The paper reported the preparation of electrospun membranes based on PCL, PHB and PCL/PHB blend (50 wt%) loaded with curcumin, as active agent, for biomedical application as drug delivery systems.

• The parameters used to process PHB were significantly different from PCL and the blend PCL/PHB. The temperature used and distance injector–collector were 40 °C and 28 cm, respectively. PCL required lower temperature and distance injector–collector: 25 °C and 18 cm, respectively. The same parameters were used to process the blend PCL/PHB.
• The fibers obtained with PHB showed average diameters ≈ 3.45 µm, the PCL produced fibers of nanometric dimensions ≈ 340 nm, and the PCL/PHB blend also showed average diameter fibers of nanometric dimensions ≈ 520 nm. The same trend was obtained for the fibers’ porosity.
• TGA evaluated on all the samples revealed a slight retard in the degradation of PHB of about 6 °C, due to the better thermal stability of PCL in blend, and a reduction of the degradation temperature of PCL of about 16 °C. This last effect was attributed to the catalytic effect of the degradation products generated by the ester cleavage of PHB due to the β-elimination reaction occurred in the thermal scan in presence of oxygen.
• DSC evaluated on all electrospun materials revealed that in the blend the melting temperatures of both polymers are not significantly influenced by the presence of the second material. The degree of crystallinity for the single polymers in the blend resulted lower than crystallinity of the pure polymers. Each polymer tends to hinder the crystallization of the other one, being immiscible.
• The mechanical properties of the blend resulted intermediate between those of the pure polymers.

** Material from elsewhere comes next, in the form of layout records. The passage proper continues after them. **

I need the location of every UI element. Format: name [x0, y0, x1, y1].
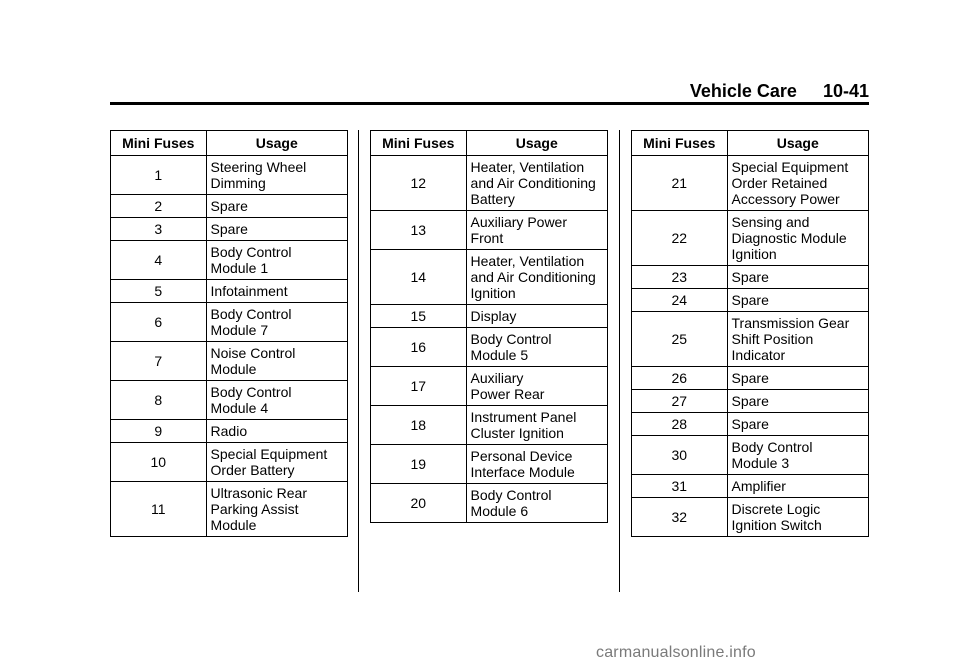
fuse-number: 12 [371, 156, 467, 211]
usage-line: Discrete Logic [731, 501, 821, 517]
fuse-number: 8 [111, 381, 207, 420]
table-row [371, 211, 608, 250]
usage-line: Spare [731, 292, 769, 308]
fuse-number: 27 [632, 390, 728, 413]
table-row [111, 218, 348, 241]
usage-line: Spare [731, 393, 769, 409]
fuse-number: 28 [632, 413, 728, 436]
table-row [111, 195, 348, 218]
fuse-number: 10 [111, 443, 207, 482]
fuse-number: 19 [371, 445, 467, 484]
usage-line: Spare [731, 269, 769, 285]
usage-line: Order Retained [731, 175, 828, 191]
table-row [632, 312, 869, 367]
watermark-text: carmanualsonline.info [596, 644, 756, 661]
column-divider-right [619, 130, 620, 592]
usage-line: Power Rear [470, 386, 545, 402]
column-header-mini-fuses: Mini Fuses [632, 131, 728, 156]
header-rule [110, 102, 869, 105]
usage-line: Infotainment [210, 283, 288, 299]
table-row [111, 156, 348, 195]
usage-line: Auxiliary [470, 370, 524, 386]
usage-line: and Air Conditioning [470, 269, 596, 285]
usage-line: Radio [210, 423, 248, 439]
fuse-number: 15 [371, 305, 467, 328]
usage-line: Body Control [470, 487, 552, 503]
usage-line: Order Battery [210, 462, 295, 478]
table-row [371, 305, 608, 328]
usage-line: Body Control [210, 306, 292, 322]
usage-line: Ignition Switch [731, 517, 822, 533]
usage-line: Front [470, 230, 504, 246]
fuse-table-3 [631, 130, 869, 537]
fuse-usage [206, 381, 347, 420]
fuse-usage [206, 195, 347, 218]
usage-line: Module 6 [470, 503, 529, 519]
usage-line: Amplifier [731, 478, 786, 494]
column-header-mini-fuses: Mini Fuses [111, 131, 207, 156]
page-number: 10-41 [822, 81, 869, 101]
fuse-number: 14 [371, 250, 467, 305]
fuse-usage [466, 406, 607, 445]
fuse-number: 6 [111, 303, 207, 342]
fuse-usage [206, 280, 347, 303]
fuse-usage [206, 482, 347, 537]
table-row [632, 413, 869, 436]
table-row [632, 436, 869, 475]
page-header [110, 80, 869, 102]
table-row [632, 289, 869, 312]
usage-line: Module 7 [210, 322, 269, 338]
usage-line: Body Control [731, 439, 813, 455]
fuse-usage [727, 312, 868, 367]
fuse-usage [206, 218, 347, 241]
usage-line: Module [210, 361, 257, 377]
usage-line: Cluster Ignition [470, 425, 564, 441]
table-row [371, 406, 608, 445]
fuse-usage [727, 289, 868, 312]
fuse-number: 22 [632, 211, 728, 266]
usage-line: Dimming [210, 175, 266, 191]
usage-line: Body Control [210, 384, 292, 400]
fuse-number: 23 [632, 266, 728, 289]
fuse-number: 3 [111, 218, 207, 241]
fuse-usage [206, 443, 347, 482]
fuse-number: 7 [111, 342, 207, 381]
table-row [371, 445, 608, 484]
fuse-number: 4 [111, 241, 207, 280]
usage-line: Steering Wheel [210, 159, 307, 175]
fuse-usage [206, 303, 347, 342]
table-row [111, 241, 348, 280]
fuse-usage [727, 156, 868, 211]
usage-line: Ignition [470, 285, 516, 301]
table-row [111, 280, 348, 303]
usage-line: Personal Device [470, 448, 573, 464]
fuse-number: 26 [632, 367, 728, 390]
usage-line: Special Equipment [210, 446, 328, 462]
table-row [111, 342, 348, 381]
table-row [632, 498, 869, 537]
usage-line: Interface Module [470, 464, 575, 480]
usage-line: Display [470, 308, 517, 324]
usage-line: Body Control [210, 244, 292, 260]
usage-line: Parking Assist [210, 501, 299, 517]
usage-line: Transmission Gear [731, 315, 850, 331]
table-row [371, 328, 608, 367]
column-header-usage: Usage [466, 131, 607, 156]
usage-line: Module [210, 517, 257, 533]
table-row [371, 367, 608, 406]
fuse-table-2 [370, 130, 608, 523]
table-row [632, 367, 869, 390]
fuse-number: 21 [632, 156, 728, 211]
fuse-number: 1 [111, 156, 207, 195]
fuse-usage [206, 241, 347, 280]
fuse-usage [466, 156, 607, 211]
usage-line: Spare [210, 221, 248, 237]
usage-line: Module 1 [210, 260, 269, 276]
usage-line: and Air Conditioning [470, 175, 596, 191]
column-divider-left [358, 130, 359, 592]
fuse-number: 13 [371, 211, 467, 250]
usage-line: Sensing and [731, 214, 810, 230]
usage-line: Noise Control [210, 345, 296, 361]
table-row [632, 211, 869, 266]
fuse-usage [727, 436, 868, 475]
column-header-usage: Usage [206, 131, 347, 156]
table-row [111, 443, 348, 482]
usage-line: Diagnostic Module [731, 230, 847, 246]
fuse-number: 31 [632, 475, 728, 498]
fuse-number: 32 [632, 498, 728, 537]
column-header-mini-fuses: Mini Fuses [371, 131, 467, 156]
fuse-number: 5 [111, 280, 207, 303]
usage-line: Spare [731, 416, 769, 432]
column-header-usage: Usage [727, 131, 868, 156]
fuse-usage [466, 328, 607, 367]
usage-line: Heater, Ventilation [470, 253, 585, 269]
usage-line: Indicator [731, 347, 786, 363]
usage-line: Heater, Ventilation [470, 159, 585, 175]
table-row [111, 420, 348, 443]
fuse-table-1 [110, 130, 348, 537]
section-title: Vehicle Care [689, 81, 797, 101]
usage-line: Spare [731, 370, 769, 386]
fuse-number: 16 [371, 328, 467, 367]
usage-line: Module 3 [731, 455, 790, 471]
fuse-usage [466, 367, 607, 406]
fuse-number: 11 [111, 482, 207, 537]
usage-line: Body Control [470, 331, 552, 347]
fuse-usage [727, 498, 868, 537]
usage-line: Spare [210, 198, 248, 214]
fuse-number: 20 [371, 484, 467, 523]
table-row [632, 390, 869, 413]
fuse-usage [466, 211, 607, 250]
fuse-usage [466, 445, 607, 484]
usage-line: Instrument Panel [470, 409, 577, 425]
fuse-number: 17 [371, 367, 467, 406]
table-row [371, 156, 608, 211]
usage-line: Shift Position [731, 331, 814, 347]
fuse-number: 18 [371, 406, 467, 445]
table-row [371, 484, 608, 523]
table-row [111, 303, 348, 342]
usage-line: Ultrasonic Rear [210, 485, 308, 501]
fuse-number: 25 [632, 312, 728, 367]
usage-line: Module 4 [210, 400, 269, 416]
fuse-number: 2 [111, 195, 207, 218]
fuse-usage [206, 342, 347, 381]
table-row [111, 482, 348, 537]
fuse-usage [727, 390, 868, 413]
usage-line: Auxiliary Power [470, 214, 568, 230]
fuse-usage [206, 156, 347, 195]
usage-line: Ignition [731, 246, 777, 262]
fuse-usage [466, 250, 607, 305]
fuse-number: 30 [632, 436, 728, 475]
usage-line: Accessory Power [731, 191, 840, 207]
fuse-usage [466, 305, 607, 328]
fuse-number: 24 [632, 289, 728, 312]
fuse-usage [727, 367, 868, 390]
table-row [371, 250, 608, 305]
table-row [632, 156, 869, 211]
fuse-usage [466, 484, 607, 523]
usage-line: Module 5 [470, 347, 529, 363]
fuse-usage [206, 420, 347, 443]
table-row [632, 475, 869, 498]
table-row [632, 266, 869, 289]
fuse-number: 9 [111, 420, 207, 443]
fuse-usage [727, 211, 868, 266]
fuse-usage [727, 266, 868, 289]
fuse-usage [727, 475, 868, 498]
fuse-usage [727, 413, 868, 436]
usage-line: Special Equipment [731, 159, 849, 175]
usage-line: Battery [470, 191, 515, 207]
table-row [111, 381, 348, 420]
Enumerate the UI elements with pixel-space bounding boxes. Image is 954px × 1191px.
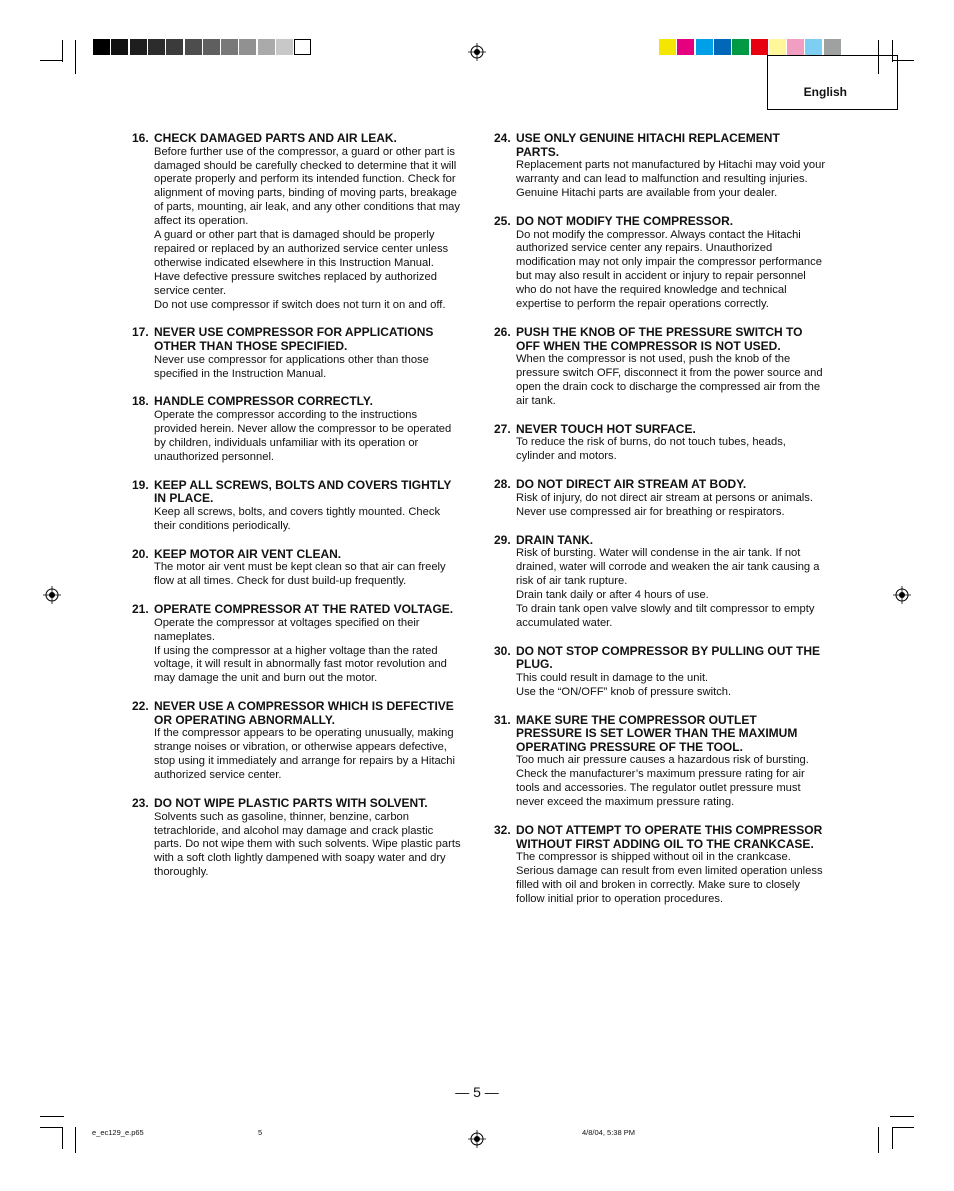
item-number: 30. [494, 643, 511, 658]
color-swatch [203, 39, 220, 55]
item-title: USE ONLY GENUINE HITACHI REPLACEMENT PARTS. [516, 131, 780, 159]
safety-item [494, 534, 826, 631]
language-tab [767, 55, 898, 110]
safety-item-heading [132, 700, 462, 727]
safety-item-heading [132, 395, 462, 409]
item-body [132, 506, 462, 534]
item-body [132, 811, 462, 881]
item-title: DRAIN TANK. [516, 532, 594, 547]
item-body [494, 754, 826, 810]
item-number: 26. [494, 324, 511, 339]
safety-item-heading [494, 423, 826, 437]
item-paragraph: Use the “ON/OFF” knob of pressure switch. [516, 685, 732, 698]
item-paragraph: Risk of bursting. Water will condense in the air tank. If not drained, water will corrode and weaken the air tank causing a risk of air tank rupture. [516, 547, 820, 587]
item-paragraph: Have defective pressure switches replaced by authorized service center. [154, 270, 437, 297]
safety-item [494, 326, 826, 409]
item-body [494, 159, 826, 201]
item-title: NEVER TOUCH HOT SURFACE. [516, 421, 696, 436]
item-paragraph: Before further use of the compressor, a guard or other part is damaged should be carefully checked to determine that it will operate properly and perform its intended function. Check for alignment of moving parts, binding of moving parts, breakage of parts, mounting, air leak, and any other conditions that may affect its operation. [154, 145, 460, 228]
color-swatch [148, 39, 165, 55]
safety-item [132, 603, 462, 686]
color-swatch [751, 39, 768, 55]
color-swatch [221, 39, 238, 55]
item-title: PUSH THE KNOB OF THE PRESSURE SWITCH TO OFF WHEN THE COMPRESSOR IS NOT USED. [516, 324, 803, 353]
color-swatch [239, 39, 256, 55]
color-swatch [111, 39, 128, 55]
safety-item [132, 395, 462, 464]
item-body [132, 409, 462, 465]
item-number: 18. [132, 394, 149, 409]
item-paragraph: Do not use compressor if switch does not turn it on and off. [154, 298, 446, 311]
item-paragraph: Do not modify the compressor. Always contact the Hitachi authorized service center any repairs. Unauthorized modification may not only impair the compressor performance but may also result in accident or injury to repair personnel who do not have the required knowledge and technical expertise to perform the repair operations correctly. [516, 228, 822, 311]
color-swatch [732, 39, 749, 55]
item-number: 29. [494, 532, 511, 547]
item-number: 28. [494, 477, 511, 492]
item-body [494, 851, 826, 907]
item-paragraph: To drain tank open valve slowly and tilt compressor to empty accumulated water. [516, 602, 815, 629]
item-paragraph: Never use compressor for applications other than those specified in the Instruction Manual. [154, 353, 429, 380]
color-swatch [659, 39, 676, 55]
safety-item-heading [494, 824, 826, 851]
color-swatch [696, 39, 713, 55]
item-paragraph: Too much air pressure causes a hazardous risk of bursting. Check the manufacturer’s maximum pressure rating for air tools and accessories. The regulator outlet pressure must never exceed the maximum pressure rating. [516, 754, 809, 809]
item-body [132, 617, 462, 687]
safety-item-heading [494, 478, 826, 492]
color-swatch [185, 39, 202, 55]
item-number: 24. [494, 131, 511, 145]
safety-item [494, 714, 826, 810]
safety-item [132, 548, 462, 589]
safety-item-heading [132, 326, 462, 353]
safety-item [494, 478, 826, 519]
item-paragraph: Serious damage can result from even limited operation unless filled with oil and broken in correctly. Make sure to closely follow initial prior to operation procedures. [516, 865, 823, 905]
footer-timestamp: 4/8/04, 5:38 PM [582, 1128, 635, 1137]
item-title: MAKE SURE THE COMPRESSOR OUTLET PRESSURE IS SET LOWER THAN THE MAXIMUM OPERATING PRESSURE OF THE TOOL. [516, 712, 798, 754]
color-swatch [276, 39, 293, 55]
item-paragraph: Drain tank daily or after 4 hours of use. [516, 588, 709, 601]
item-paragraph: Risk of injury, do not direct air stream at persons or animals. [516, 491, 813, 504]
item-number: 31. [494, 712, 511, 727]
item-title: DO NOT WIPE PLASTIC PARTS WITH SOLVENT. [154, 796, 428, 811]
item-body [132, 727, 462, 783]
item-body [494, 547, 826, 630]
item-paragraph: This could result in damage to the unit. [516, 671, 709, 684]
color-swatch [787, 39, 804, 55]
safety-item [132, 797, 462, 880]
item-paragraph: Keep all screws, bolts, and covers tightly mounted. Check their conditions periodically. [154, 505, 441, 532]
item-paragraph: The compressor is shipped without oil in the crankcase. [516, 851, 791, 864]
safety-item [494, 645, 826, 700]
item-paragraph: A guard or other part that is damaged should be properly repaired or replaced by an authorized service center unless otherwise indicated elsewhere in this Instruction Manual. [154, 229, 449, 269]
item-paragraph: The motor air vent must be kept clean so that air can freely flow at all times. Check for dust build-up frequently. [154, 561, 446, 588]
safety-item-heading [132, 132, 462, 146]
registration-mark-icon [43, 586, 61, 604]
language-label: English [803, 85, 847, 99]
safety-item [494, 215, 826, 312]
item-title: NEVER USE A COMPRESSOR WHICH IS DEFECTIVE OR OPERATING ABNORMALLY. [154, 699, 454, 727]
registration-mark-icon [468, 1130, 486, 1148]
item-body [132, 146, 462, 313]
item-title: DO NOT ATTEMPT TO OPERATE THIS COMPRESSOR WITHOUT FIRST ADDING OIL TO THE CRANKCASE. [516, 823, 823, 851]
item-number: 19. [132, 477, 149, 492]
item-paragraph: When the compressor is not used, push the knob of the pressure switch OFF, disconnect it from the power source and open the drain cock to discharge the compressed air from the air tank. [516, 353, 823, 407]
color-swatch [769, 39, 786, 55]
safety-item [132, 479, 462, 534]
item-number: 20. [132, 546, 149, 561]
safety-item [494, 423, 826, 464]
item-title: OPERATE COMPRESSOR AT THE RATED VOLTAGE. [154, 602, 454, 617]
item-title: CHECK DAMAGED PARTS AND AIR LEAK. [154, 131, 397, 145]
item-body [132, 561, 462, 589]
footer-filename: e_ec129_e.p65 [92, 1128, 144, 1137]
item-body [494, 492, 826, 520]
item-paragraph: Operate the compressor according to the instructions provided herein. Never allow the compressor to be operated by children, individuals unfamiliar with its operation or unauthorized personnel. [154, 409, 452, 463]
safety-item-heading [494, 534, 826, 548]
item-number: 23. [132, 796, 149, 811]
item-number: 21. [132, 602, 149, 617]
safety-item-heading [132, 603, 462, 617]
safety-item [132, 700, 462, 783]
item-paragraph: If using the compressor at a higher voltage than the rated voltage, it will result in abnormally fast motor revolution and may damage the unit and burn out the motor. [154, 644, 447, 685]
item-number: 17. [132, 325, 149, 340]
color-swatch [258, 39, 275, 55]
item-number: 25. [494, 213, 511, 228]
safety-item-heading [132, 548, 462, 562]
item-title: KEEP MOTOR AIR VENT CLEAN. [154, 546, 342, 561]
safety-item-heading [494, 645, 826, 672]
safety-item [132, 326, 462, 381]
item-paragraph: Operate the compressor at voltages specified on their nameplates. [154, 616, 420, 643]
color-swatch [93, 39, 110, 55]
safety-item-heading [494, 215, 826, 229]
item-title: DO NOT STOP COMPRESSOR BY PULLING OUT THE PLUG. [516, 643, 821, 672]
item-number: 16. [132, 131, 149, 145]
safety-item-heading [494, 132, 826, 159]
item-paragraph: Solvents such as gasoline, thinner, benzine, carbon tetrachloride, and alcohol may damage and crack plastic parts. Do not wipe them with such solvents. Wipe plastic parts with a soft cloth lightly dampened with soapy water and dry thoroughly. [154, 810, 461, 879]
item-number: 22. [132, 699, 149, 714]
color-swatch [714, 39, 731, 55]
item-title: DO NOT MODIFY THE COMPRESSOR. [516, 213, 734, 228]
safety-item [132, 132, 462, 312]
item-title: NEVER USE COMPRESSOR FOR APPLICATIONS OTHER THAN THOSE SPECIFIED. [154, 325, 434, 354]
item-paragraph: Replacement parts not manufactured by Hitachi may void your warranty and can lead to malfunction and resulting injuries. Genuine Hitachi parts are available from your dealer. [516, 159, 826, 199]
color-swatch [824, 39, 841, 55]
color-swatch [677, 39, 694, 55]
item-paragraph: If the compressor appears to be operating unusually, making strange noises or vibration, or otherwise appears defective, stop using it immediately and arrange for repairs by a Hitachi authorized service center. [154, 727, 455, 782]
item-paragraph: Never use compressed air for breathing or respirators. [516, 505, 785, 518]
item-title: KEEP ALL SCREWS, BOLTS AND COVERS TIGHTLY IN PLACE. [154, 477, 452, 506]
item-title: DO NOT DIRECT AIR STREAM AT BODY. [516, 477, 747, 492]
safety-item [494, 132, 826, 201]
page-number: — 5 — [455, 1084, 499, 1100]
color-swatch [294, 39, 311, 55]
safety-item-heading [132, 479, 462, 506]
registration-mark-icon [893, 586, 911, 604]
item-body [494, 353, 826, 409]
item-paragraph: To reduce the risk of burns, do not touch tubes, heads, cylinder and motors. [516, 436, 786, 463]
right-column [494, 132, 826, 921]
item-body [494, 436, 826, 464]
footer-page: 5 [258, 1128, 263, 1137]
item-number: 32. [494, 823, 511, 837]
item-body [132, 354, 462, 382]
item-body [494, 229, 826, 312]
registration-mark-icon [468, 43, 486, 61]
safety-item-heading [494, 326, 826, 353]
item-number: 27. [494, 421, 511, 436]
color-swatch [130, 39, 147, 55]
color-swatch [166, 39, 183, 55]
left-column [132, 132, 462, 894]
item-title: HANDLE COMPRESSOR CORRECTLY. [154, 394, 373, 409]
item-body [494, 672, 826, 700]
color-swatch [805, 39, 822, 55]
safety-item [494, 824, 826, 907]
safety-item-heading [132, 797, 462, 811]
safety-item-heading [494, 714, 826, 755]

Elastic modulus (MPa) and stress at break point (MPa), although slightly lower than pure PHB, were much higher than pure PCL. Elongation at break point (mm/mm %) was greatly influenced by the PHB.
• Barrier properties to water vapor (sorption, diffusion and permeability) for the blend resulted improved. The improvement was mainly due to the lowering of sorption. We hypothesized an interaction between both polymers in the blend, in terms of weak bonds between hydrophilic groups, that are shielded or less available to the sorption of water molecules.
• Water contact angle measurements were carried out to estimate the change in wettability of electrospun membranes. The blend PCL/PHB/Curc system showed an intermediate value of water contact angle among the PCL + Curc and PHB + Curc systems.
• The release of curcumin from electrospun membranes was analyzed through the proposed Weibull model. Membranes of pure polymers showed a higher burst release and faster kinetic constants compared to the blend. Besides, for PCL and PHB, the total released curcumin fraction is reached after about 128 h while the system PCL/PHB is characterized by a double step release phenomenon, reaching a plateau after 400 h. Therefore, it was demonstrated that the fabrication of an electrospun blend PCL/PHB allowed to tune the release rate of curcumin for targeted applications.